Colloquium

Bridging the van-der-Waals gap: the interlayer exciton and its landscape

Elyse Barré
Lawrence Berkeley National Laboratory
Tuesday, September 27, 2022
15:30
HP 4351 (and remote access)

Abstract:

Over the last decade, the field of 2D materials has blossomed to include libraries of materials with diverse properties ranging from metallic to insulating and magnetic to superconducting. With the goal of engineering designer materials, researchers layer these 2D materials in heterostacks in hopes of combining desirable properties and creating new ones [1].  Of these new features, the interlayer exciton, an electron-hole pair split across two semiconducting monolayers, has drawn much attention. Interlayer exciton emits photons in wavelengths from the visible to telecom frequencies tunable with a relatively small electric field making them appealing for electro-optical modulation applications [2]. Furthermore, the two lattices combine to create a moiré potential which can confine the interlayer excitons to a periodic lattice useful for studying correlated physics phenomena [2].

Despite the exponential increase in publications focused on interlayer excitons over the past few years [3], several key questions have remained unanswered namely the radiative rate or absorption strength and the degree of confinement in moiré potential. Recently, we have addressed both these questions using electro-reflectance techniques [4] and time-resolved angle-resolved photoemission spectroscopy [5]. In this talk, I will summarize the results from the aforementioned studies and discuss how electro-reflectance techniques can be expanded to other layered systems.

[1] Geim and Grigorieva, Nature 499, 419-425 (2013)

[2] Shree et al., Nat.

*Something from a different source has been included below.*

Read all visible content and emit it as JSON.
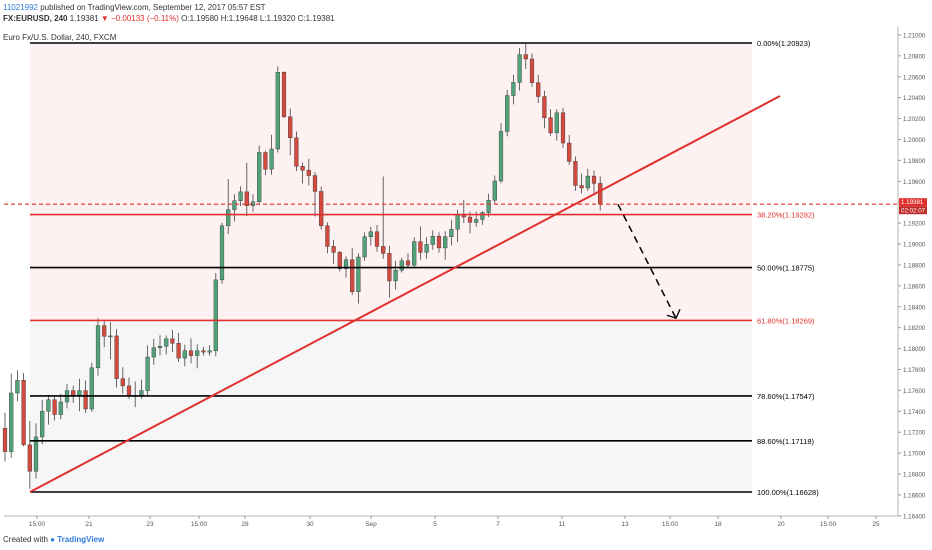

Rev. Phys. 3, 39-54 (2021)

[3] Web of Science analytics

[4] E. Barré et al., Science , 376, 6591 (2022)

[5] O. Karni*, E. Barré*, V. Pareek*, J. D. Georgaras*, M. K. L. Man*, C. Sahoo*, et al. Nature, 603 (2022).

Bio:

Dr. Elyse Barré is a post-doctoral researcher working in the Molecular Foundry at the Lawrence Berkeley National Laboratory in Berkeley, California. She received her bachelor’s degree in Engineering Physics at Carleton University in 2015. She received her master’s degree and Ph.D. in Electrical Engineering at Stanford University in 2017 and 2022 respectively with support from NSERC Postgraduate scholarship.